• open panel

Hundred Days

01/22/11

 

The Mountain Pulse Jackson Hole

THE DANGER OF PASTRIES FOR BREAKFAST: Charging an open powder field is like eating cake batter: it’s finger-licking-good, but ridden with a sense of guilt. Too much and you may become ill. Wait, rewind a bit.

Early this morning— well I should qualify “early” as it is a relative term in Jackson— at 9:45, I went about plundering Moran Woods. Some minutes before, I stood at the Gondola Summit, consumed by the all-so-anxious question: Thunder or Casper? Normally, Thunder is automatic. But being “late” in the powder morning, I weighed on the side less-tracked. Which brings me to the cake batter.

Hopping off Casper lift, I dialed in a jam on the iPod, threaded my gloved hands through pole straps, and skated eagerly to the tree line. Yet before reaching the wardrobe to Narnia, the sight of a Wide Open’s pristine, untouched terrain grabbed me like a parachute being deployed too early. Instinctively, I shot off the cat track and started bee-lining down this powder face. Pointing it over eight inches of uninterrupted powder was like slipping on a new sock: never again will it be as clean and comfortable as it is right now.

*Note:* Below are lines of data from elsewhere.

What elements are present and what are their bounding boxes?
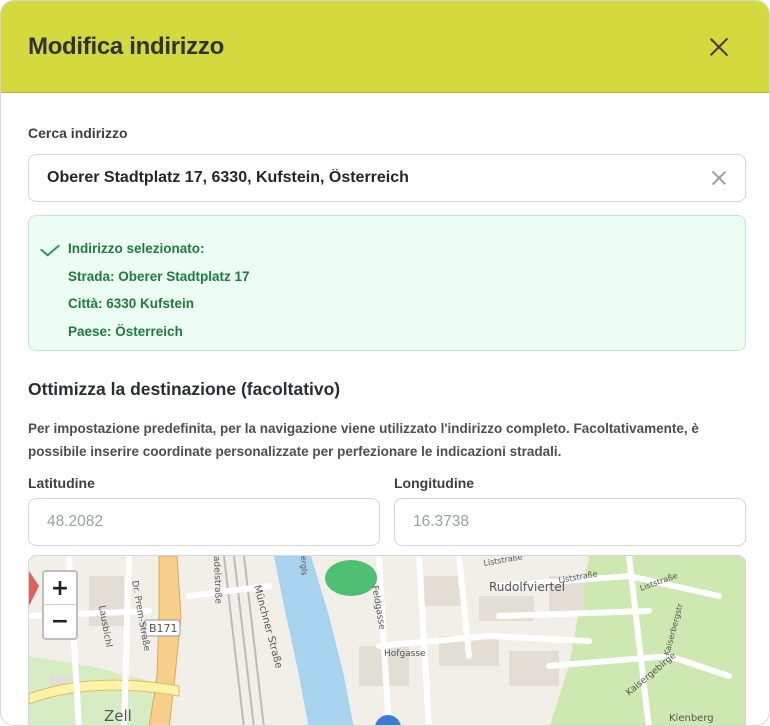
zoom-control: + − <box>42 570 78 640</box>
map-canvas[interactable]: B171 Rudolfviertel Zell Kienberg Hofgass… <box>29 556 746 726</box>
map-label-stadtstr: adelstraße <box>211 556 223 604</box>
search-address-label: Cerca indirizzo <box>28 125 128 141</box>
selected-address-panel: Indirizzo selezionato: Strada: Oberer St… <box>28 215 746 351</box>
map-label-rudolfviertel: Rudolfviertel <box>489 580 565 594</box>
refine-destination-title: Ottimizza la destinazione (facoltativo) <box>28 379 341 399</box>
modal-header: Modifica indirizzo <box>1 1 769 93</box>
map-label-b171: B171 <box>149 622 178 635</box>
modal-title: Modifica indirizzo <box>28 32 224 60</box>
map-label-hofgasse: Hofgasse <box>384 649 426 659</box>
check-icon <box>39 239 61 257</box>
zoom-out-button[interactable]: − <box>44 605 76 638</box>
latitude-input[interactable] <box>28 498 380 546</box>
longitude-input[interactable] <box>394 498 746 546</box>
search-input[interactable] <box>47 169 711 187</box>
longitude-label: Longitudine <box>394 475 475 491</box>
map-label-bergls: ergls <box>299 556 309 576</box>
selected-heading: Indirizzo selezionato: <box>68 241 205 256</box>
zoom-in-button[interactable]: + <box>44 572 76 605</box>
map-view[interactable]: B171 Rudolfviertel Zell Kienberg Hofgass… <box>28 555 746 726</box>
close-icon[interactable] <box>705 33 733 61</box>
edit-address-modal: Modifica indirizzo Cerca indirizzo Indir… <box>0 0 770 726</box>
map-label-kienberg: Kienberg <box>669 713 714 724</box>
latitude-label: Latitudine <box>28 475 95 491</box>
selected-street: Strada: Oberer Stadtplatz 17 <box>68 268 250 284</box>
clear-icon[interactable] <box>711 170 727 186</box>
sports-pitch <box>325 560 377 596</box>
map-label-zell: Zell <box>104 707 132 725</box>
selected-country: Paese: Österreich <box>68 323 183 339</box>
refine-description: Per impostazione predefinita, per la nav… <box>28 421 699 459</box>
selected-city: Città: 6330 Kufstein <box>68 296 195 311</box>
search-field[interactable] <box>28 154 746 202</box>
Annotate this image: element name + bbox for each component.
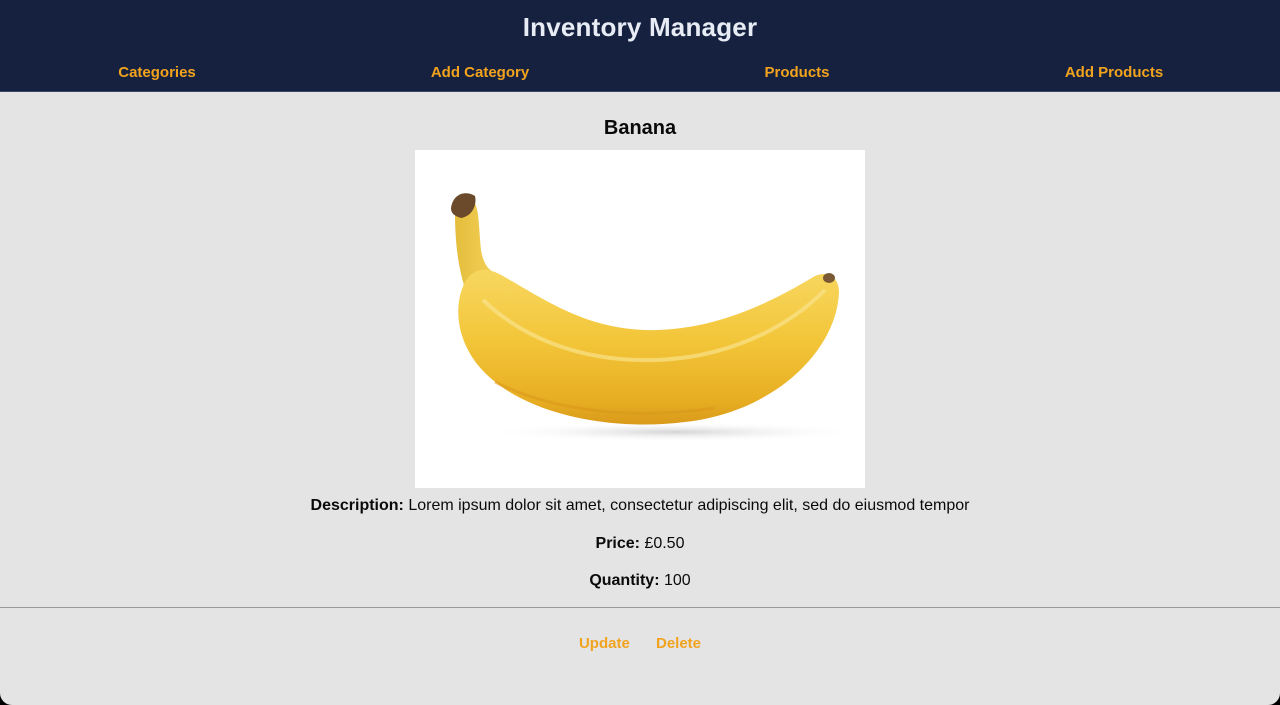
- delete-button[interactable]: Delete: [656, 635, 701, 652]
- price-label: Price:: [595, 535, 640, 552]
- product-price: Price: £0.50: [0, 535, 1280, 553]
- description-value: Lorem ipsum dolor sit amet, consectetur …: [408, 497, 970, 514]
- update-button[interactable]: Update: [579, 635, 630, 652]
- nav-add-products-link[interactable]: Add Products: [1004, 64, 1224, 81]
- app-window: Inventory Manager Categories Add Categor…: [0, 0, 1280, 705]
- nav-products-link[interactable]: Products: [687, 64, 907, 81]
- nav-add-category-link[interactable]: Add Category: [370, 64, 590, 81]
- product-quantity: Quantity: 100: [0, 572, 1280, 590]
- product-description: Description: Lorem ipsum dolor sit amet,…: [0, 497, 1280, 515]
- banana-image: [451, 193, 865, 442]
- app-title: Inventory Manager: [522, 12, 758, 42]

The problem lay in my inability to ignore this indulgence. Upon each traverse to Moran, some inner compulsion forced me to Wide Open. Though there was plenty else I sought to ski, I felt responsible to track this run to death. And so I did. A handful of laps later, I found myself keeled over my polls on Togwotee Pass Traverse, wondering where my morning went.